L’exposition nous montre également le tableau « Marie-Antoinette en chemise ou en gaulle » (vers 1783) qui fit scandale car on estima qu’un personnage d’un aussi haut rang ne pouvait paraître en tenue d’intérieur.
De beaux portraits masculins
Si la majorité des portraits sont dédiés à des femmes, Elisabeth Louise Vigée Le Brun réalisa également d’admirables portraits masculins. Celui d’Etienne, son frère cadet, qu’elle peignit alors qu'elle n'avait que 14 ans. celui du grand peintre paysagiste Joseph Vernet qui lui donna d’excellents conseils (5), celui de son très fidèle ami, le peintre Hubert Robert, un chef d’œuvre, qui est habituellement accroché au Louvre, celui du contrôleur général des finances Charles-Alexandre de Calonne que des libelles calomnieux lui attribuèrent comme amant.

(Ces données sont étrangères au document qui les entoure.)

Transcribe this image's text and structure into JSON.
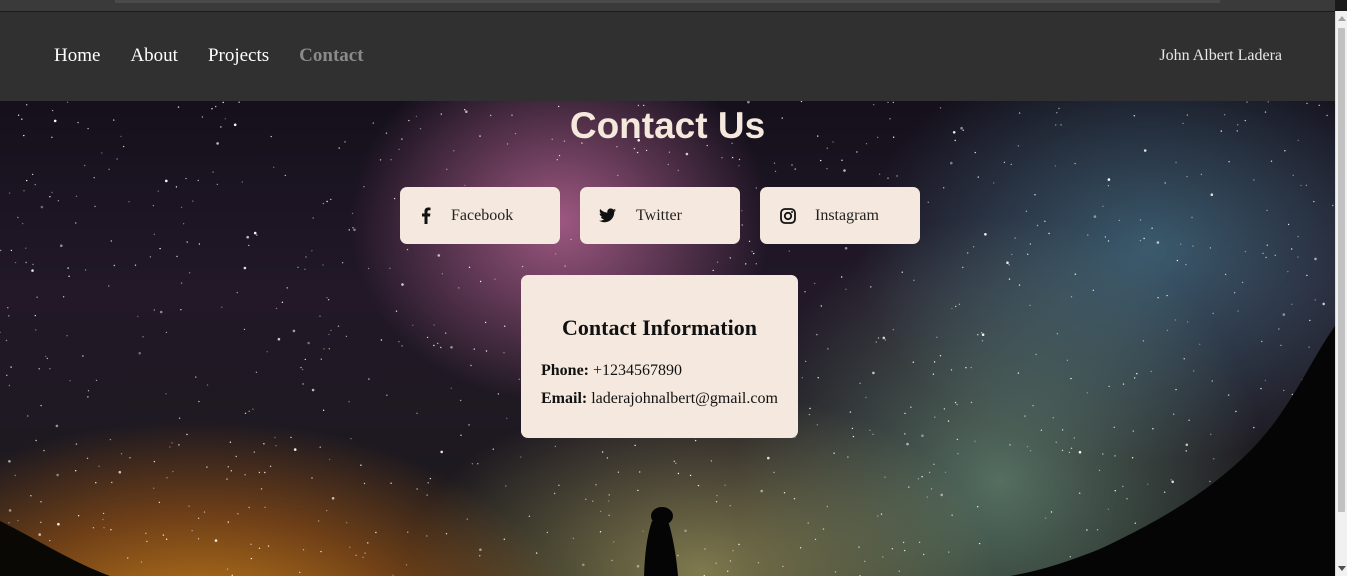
{
  "nav": {
    "links": [
      "Home",
      "About",
      "Projects",
      "Contact"
    ],
    "active": "Contact",
    "brand": "John Albert Ladera"
  },
  "hero": {
    "title": "Contact Us",
    "social": [
      {
        "label": "Facebook",
        "icon": "facebook-icon"
      },
      {
        "label": "Twitter",
        "icon": "twitter-icon"
      },
      {
        "label": "Instagram",
        "icon": "instagram-icon"
      }
    ]
  },
  "contact": {
    "heading": "Contact Information",
    "phone_label": "Phone:",
    "phone": "+1234567890",
    "email_label": "Email:",
    "email": "laderajohnalbert@gmail.com"
  },
  "colors": {
    "navbar": "#303030",
    "card": "#f5e9df",
    "title": "#f5e8dc",
    "active_link": "#8a8a8a"
  }
}
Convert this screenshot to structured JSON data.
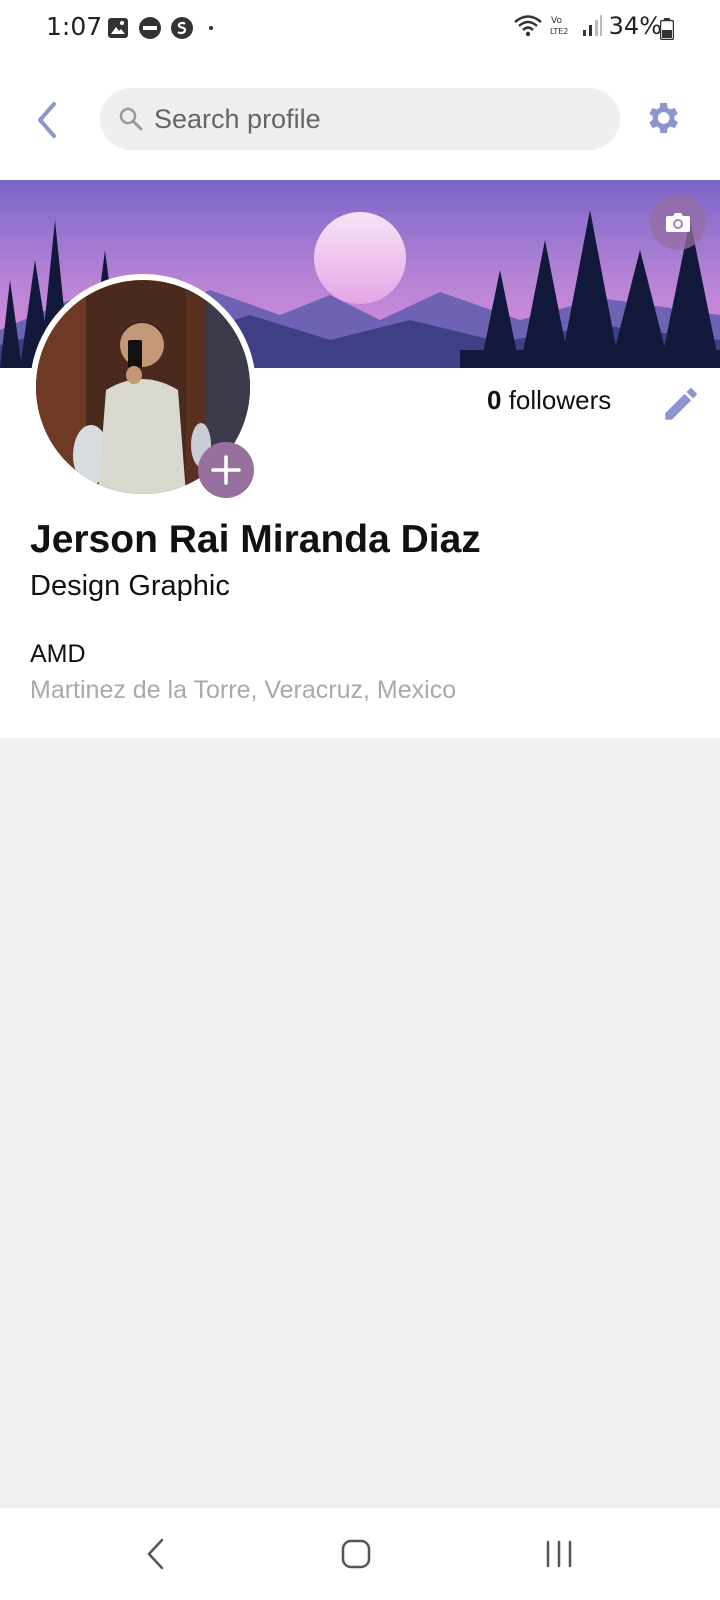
{
  "status_bar": {
    "time": "1:07",
    "battery": "34%",
    "icons": [
      "gallery-icon",
      "app-badge-icon",
      "skype-icon",
      "dot-icon",
      "wifi-icon",
      "volte-icon",
      "signal-icon",
      "battery-icon"
    ]
  },
  "app_bar": {
    "search_placeholder": "Search profile",
    "accent_color": "#8d95cf"
  },
  "profile": {
    "followers_count": "0",
    "followers_label": " followers",
    "name": "Jerson Rai Miranda Diaz",
    "title": "Design Graphic",
    "company": "AMD",
    "location": "Martinez de la Torre, Veracruz, Mexico",
    "add_button_color": "#98709f"
  }
}
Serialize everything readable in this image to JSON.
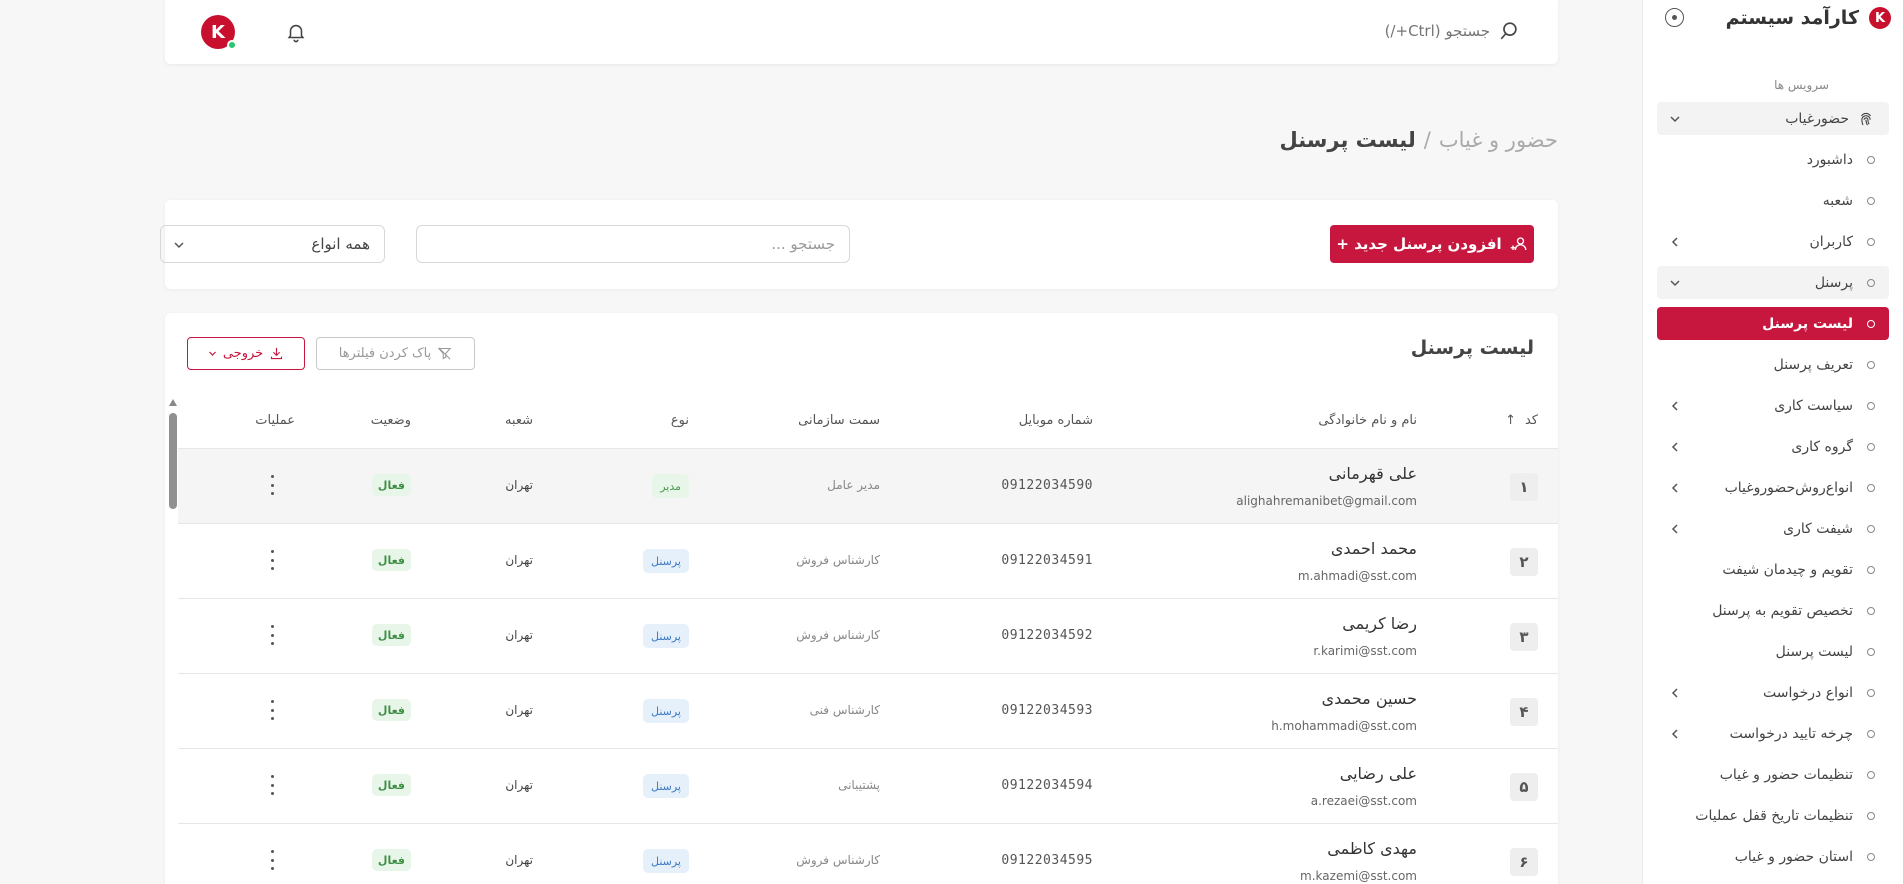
{
  "sidebar": {
    "brand_title": "کارآمد سیستم",
    "brand_logo_letter": "K",
    "section_label": "سرویس ها",
    "items": [
      {
        "label": "حضورغیاب",
        "kind": "parent",
        "expanded": true
      },
      {
        "label": "داشبورد",
        "kind": "child"
      },
      {
        "label": "شعبه",
        "kind": "child"
      },
      {
        "label": "کاربران",
        "kind": "child",
        "has_children": true
      },
      {
        "label": "پرسنل",
        "kind": "parent",
        "expanded": true
      },
      {
        "label": "لیست پرسنل",
        "kind": "active"
      },
      {
        "label": "تعریف پرسنل",
        "kind": "child"
      },
      {
        "label": "سیاست کاری",
        "kind": "child",
        "has_children": true
      },
      {
        "label": "گروه کاری",
        "kind": "child",
        "has_children": true
      },
      {
        "label": "انواع‌روش‌حضوروغیاب",
        "kind": "child",
        "has_children": true
      },
      {
        "label": "شیفت کاری",
        "kind": "child",
        "has_children": true
      },
      {
        "label": "تقویم و چیدمان شیفت",
        "kind": "child"
      },
      {
        "label": "تخصیص تقویم به پرسنل",
        "kind": "child"
      },
      {
        "label": "لیست پرسنل",
        "kind": "child"
      },
      {
        "label": "انواع درخواست",
        "kind": "child",
        "has_children": true
      },
      {
        "label": "چرخه تایید درخواست",
        "kind": "child",
        "has_children": true
      },
      {
        "label": "تنظیمات حضور و غیاب",
        "kind": "child"
      },
      {
        "label": "تنظیمات تاریخ قفل عملیات",
        "kind": "child"
      },
      {
        "label": "استان حضور و غیاب",
        "kind": "child"
      }
    ]
  },
  "topbar": {
    "search_placeholder": "جستجو (Ctrl+/)",
    "avatar_letter": "K"
  },
  "breadcrumb": {
    "parent": "حضور و غیاب",
    "separator": "/",
    "current": "لیست پرسنل"
  },
  "actions": {
    "add_button": "افزودن پرسنل جدید +",
    "search_placeholder": "جستجو ...",
    "type_filter_value": "همه انواع"
  },
  "table": {
    "title": "لیست پرسنل",
    "clear_filters": "پاک کردن فیلترها",
    "export": "خروجی",
    "headers": {
      "code": "کد",
      "sort_indicator": "↑",
      "name": "نام و نام خانوادگی",
      "mobile": "شماره موبایل",
      "position": "سمت سازمانی",
      "type": "نوع",
      "branch": "شعبه",
      "status": "وضعیت",
      "actions": "عملیات"
    },
    "rows": [
      {
        "code": "۱",
        "name": "علی قهرمانی",
        "email": "alighahremanibet@gmail.com",
        "mobile": "09122034590",
        "position": "مدیر عامل",
        "type": "مدیر",
        "type_kind": "manager",
        "branch": "تهران",
        "status": "فعال"
      },
      {
        "code": "۲",
        "name": "محمد احمدی",
        "email": "m.ahmadi@sst.com",
        "mobile": "09122034591",
        "position": "کارشناس فروش",
        "type": "پرسنل",
        "type_kind": "staff",
        "branch": "تهران",
        "status": "فعال"
      },
      {
        "code": "۳",
        "name": "رضا کریمی",
        "email": "r.karimi@sst.com",
        "mobile": "09122034592",
        "position": "کارشناس فروش",
        "type": "پرسنل",
        "type_kind": "staff",
        "branch": "تهران",
        "status": "فعال"
      },
      {
        "code": "۴",
        "name": "حسین محمدی",
        "email": "h.mohammadi@sst.com",
        "mobile": "09122034593",
        "position": "کارشناس فنی",
        "type": "پرسنل",
        "type_kind": "staff",
        "branch": "تهران",
        "status": "فعال"
      },
      {
        "code": "۵",
        "name": "علی رضایی",
        "email": "a.rezaei@sst.com",
        "mobile": "09122034594",
        "position": "پشتیبانی",
        "type": "پرسنل",
        "type_kind": "staff",
        "branch": "تهران",
        "status": "فعال"
      },
      {
        "code": "۶",
        "name": "مهدی کاظمی",
        "email": "m.kazemi@sst.com",
        "mobile": "09122034595",
        "position": "کارشناس فروش",
        "type": "پرسنل",
        "type_kind": "staff",
        "branch": "تهران",
        "status": "فعال"
      }
    ]
  },
  "colors": {
    "accent": "#c8173f",
    "status_active_bg": "#e8f6e9",
    "type_staff_bg": "#e6f0fb"
  },
  "icons": [
    "fingerprint-icon",
    "search-icon",
    "bell-icon",
    "user-plus-icon",
    "filter-off-icon",
    "download-icon",
    "chevron-down-icon",
    "chevron-left-icon",
    "kebab-icon"
  ]
}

Après 1789, le périple à travers l’Europe
1789, année charnière marquée par le début de la Révolution française clôt la première partie de l’exposition.
Elisabeth Vigée Le Brun sera parmi les premiers à émigrer, avec sa fille Julie, alors âgée de 9 ans, et sa gouvernante. Son exil va durer une douzaine d’années et la conduire en Italie, dans l’Empire des Habsbourg, à Saint-Pétersbourg, en Allemagne. Ce voyage à travers l’Europe est loin de marquer un arrêt dans sa carrière. Elle manifesta là aussi une capacité incroyable à s’insérer
brillamment dans les hautes sphères. Un exemple : le lendemain de son arrivée à Saint-Pétersbourg elle est reçue officiellement par Catherine II. Dans ses Souvenirs, elle décrit ainsi sa vie mondaine à Saint-Pétersbourg : « Tous les soirs j’allais dans le monde. Non seulement les bals, les concerts, les spectacles, étaient fréquents, mais je me plaisais dans ces réunions journalières, où je retrouvais toute l’urbanité, toute la grâce d’un cercle français ; car, pour me servir de l’expression de la princesse Dolgorouki, il semble que le bon goût ait sauté à pieds joints de Paris à Pétersbourg. »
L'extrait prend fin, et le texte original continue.